El Observatorio de Derechos Humanos de la Universidad de Los Andes (ODH-ULA), junto a organizaciones académicas y de derechos humanos, presentó un balance sobre la situación del sector universitario en Venezuela durante 2025, en el que registró un total de 294 incidentes que afectaron tanto a instituciones como a miembros de la comunidad académica.
El informe, elaborado a partir de los reportes mensuales del año, advierte sobre la persistencia de prácticas orientadas al control institucional, la restricción de recursos y la persecución por motivos políticos. Según el análisis, estas dinámicas han debilitado progresivamente el funcionamiento de las universidades autónomas.
De acuerdo con el registro, la mayoría de los hechos fueron atribuidos a organismos del régimen, especialmente en los ámbitos educativo, judicial, policial y militar.
También se identificó la participación de grupos civiles armados.
Intervención en la autonomía universitaria
El documento señala un incremento de medidas que afectan la autonomía de las universidades públicas.

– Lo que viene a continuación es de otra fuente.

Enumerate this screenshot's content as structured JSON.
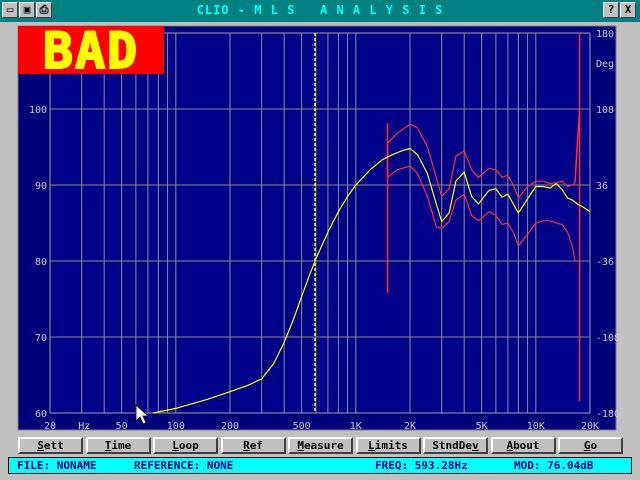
{
  "window": {
    "title": "CLIO - M L S   A N A L Y S I S",
    "left_icons": [
      "folder-icon",
      "disk-icon",
      "printer-icon"
    ],
    "right_buttons": {
      "help": "?",
      "close": "X"
    }
  },
  "badge": {
    "text": "BAD",
    "fg": "#ffff00",
    "bg": "#ff0000"
  },
  "chart_data": {
    "type": "line",
    "x_scale": "log",
    "xlim": [
      20,
      20000
    ],
    "ylim": [
      60,
      110
    ],
    "y2lim": [
      -180,
      180
    ],
    "grid": true,
    "x_tick_labels": [
      "20",
      "Hz",
      "50",
      "100",
      "200",
      "500",
      "1K",
      "2K",
      "5K",
      "10K",
      "20K"
    ],
    "y_tick_labels": [
      "60",
      "70",
      "80",
      "90",
      "100"
    ],
    "y2_tick_labels": [
      "-180",
      "-108",
      "-36",
      "36",
      "108",
      "180"
    ],
    "y2_unit": "Deg",
    "cursor_freq": 593.28,
    "limit_band": [
      1500,
      17500
    ],
    "series": [
      {
        "color": "#ffff00",
        "x": [
          75,
          100,
          150,
          200,
          250,
          300,
          350,
          400,
          450,
          500,
          550,
          600,
          700,
          800,
          900,
          1000,
          1200,
          1400,
          1600,
          1800,
          2000,
          2200,
          2500,
          2800,
          3000,
          3300,
          3600,
          4000,
          4400,
          4800,
          5500,
          6000,
          6500,
          7000,
          7500,
          8000,
          9000,
          10000,
          11000,
          12000,
          13000,
          14000,
          15000,
          16000,
          17000,
          18000,
          20000
        ],
        "y": [
          60,
          60.6,
          61.8,
          62.8,
          63.6,
          64.5,
          66.5,
          69.3,
          72.3,
          75.3,
          78.0,
          80.3,
          83.8,
          86.5,
          88.5,
          90.0,
          92.0,
          93.3,
          94.0,
          94.5,
          94.8,
          94.0,
          91.5,
          87.5,
          85.2,
          86.3,
          90.5,
          91.7,
          88.5,
          87.5,
          89.3,
          89.5,
          88.4,
          88.8,
          87.5,
          86.3,
          88.2,
          89.8,
          89.8,
          89.6,
          90.2,
          89.4,
          88.3,
          88.0,
          87.5,
          87.2,
          86.5
        ]
      },
      {
        "color": "#ff3030",
        "x": [
          1500,
          1700,
          2000,
          2200,
          2500,
          2800,
          3000,
          3300,
          3600,
          4000,
          4400,
          4800,
          5500,
          6000,
          6500,
          7000,
          7500,
          8000,
          9000,
          10000,
          11000,
          12000,
          13000,
          14000,
          15000,
          16000,
          16500
        ],
        "y": [
          95.5,
          96.8,
          98.0,
          97.5,
          95.0,
          91.0,
          88.5,
          89.5,
          93.8,
          94.5,
          92.0,
          91.0,
          92.2,
          92.0,
          91.0,
          91.3,
          90.0,
          88.3,
          89.8,
          90.5,
          90.5,
          90.2,
          90.3,
          90.5,
          89.8,
          90.0,
          90.3
        ]
      },
      {
        "color": "#ff3030",
        "x": [
          1500,
          1700,
          2000,
          2200,
          2500,
          2800,
          3000,
          3300,
          3600,
          4000,
          4400,
          4800,
          5500,
          6000,
          6500,
          7000,
          7500,
          8000,
          9000,
          10000,
          11000,
          12000,
          13000,
          14000,
          15000,
          16000,
          16500
        ],
        "y": [
          91.0,
          92.0,
          92.5,
          91.5,
          88.5,
          84.5,
          84.3,
          85.2,
          88.0,
          88.8,
          86.0,
          85.3,
          86.5,
          86.0,
          84.8,
          85.0,
          83.8,
          82.0,
          83.5,
          85.0,
          85.3,
          85.3,
          85.0,
          84.8,
          83.8,
          81.8,
          80.0
        ]
      }
    ]
  },
  "buttons": [
    {
      "prefix": "S",
      "rest": "ett"
    },
    {
      "prefix": "T",
      "rest": "ime"
    },
    {
      "prefix": "L",
      "rest": "oop"
    },
    {
      "prefix": "R",
      "rest": "ef"
    },
    {
      "prefix": "M",
      "rest": "easure"
    },
    {
      "prefix": "L",
      "rest": "imits"
    },
    {
      "prefix": "StndDe",
      "rest": "v"
    },
    {
      "prefix": "A",
      "rest": "bout"
    },
    {
      "prefix": "G",
      "rest": "o"
    }
  ],
  "status": {
    "file": "FILE: NONAME",
    "reference": "REFERENCE: NONE",
    "freq": "FREQ: 593.28Hz",
    "mod": "MOD: 76.04dB"
  }
}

Entre ellas, menciona la asignación de cupos por parte de la Oficina de Planificación del Sector Universitario (OPSU) por encima de la capacidad operativa de las instituciones, así como la eliminación de los mecanismos internos de admisión, quedando únicamente el Sistema Nacional de Ingreso como vía de acceso.
Asimismo, el Tribunal Supremo de Justicia del régimen mantuvo paralizados los procesos electorales en varias casas de estudio, lo que ha impedido la renovación de autoridades durante años. También se reportaron decisiones judiciales orientadas a imponer políticas de admisión y denuncias sobre la ocupación de bienes universitarios por entes estatales.
El informe incluye además señalamientos sobre la presencia de funcionarios armados y grupos no identificados dentro de recintos universitarios.
El ODH-ULA advierte que las universidades operaron con una fracción mínima de los recursos requeridos, recibiendo entre 0,09 % y 5 % del presupuesto solicitado. Esta situación ha incidido en el deterioro de la infraestructura, la interrupción de servicios básicos y la suspensión de programas como comedores y transporte estudiantil.
En el ámbito laboral, el reporte describe una pérdida sostenida del poder adquisitivo del personal académico. Para finales de 2025, los salarios de los profesores se ubicaban en niveles mínimos, lo que ha contribuido a la reducción de la planta docente y al aumento de la deserción estudiantil.
En total, 164 de los casos documentados estuvieron relacionados con vulneraciones a derechos laborales y a la autonomía financiera de las instituciones.
Represión y protestas
El balance también recoge 82 incidentes vinculados a acciones represivas, que incluyeron detenciones arbitrarias, hostigamiento y desapariciones de corta duración. Entre los afectados figuran profesores, trabajadores y estudiantes.
Pese a este contexto, la comunidad universitaria mantuvo actividad de protesta durante el año, con al menos 73 manifestaciones motivadas por reclamos salariales, condiciones de estudio, respeto a la autonomía y exigencias de liberación de detenidos.
El informe advierte sobre el debilitamiento del sistema de investigación en el país. Especialistas citados en el reporte indicaron que la producción científica venezolana ha disminuido significativamente en la región, mientras que la migración de investigadores continúa en aumento.
Asimismo, se señala que los programas de incentivo estatal ofrecen remuneraciones mínimas, lo que limita el desarrollo de la actividad científica.
El ODH-ULA concluye que el conjunto de estas condiciones refleja un escenario crítico para la educación superior en Venezuela, con impactos directos en la formación académica, la investigación y el ejercicio de derechos fundamentales dentro del ámbito universitario.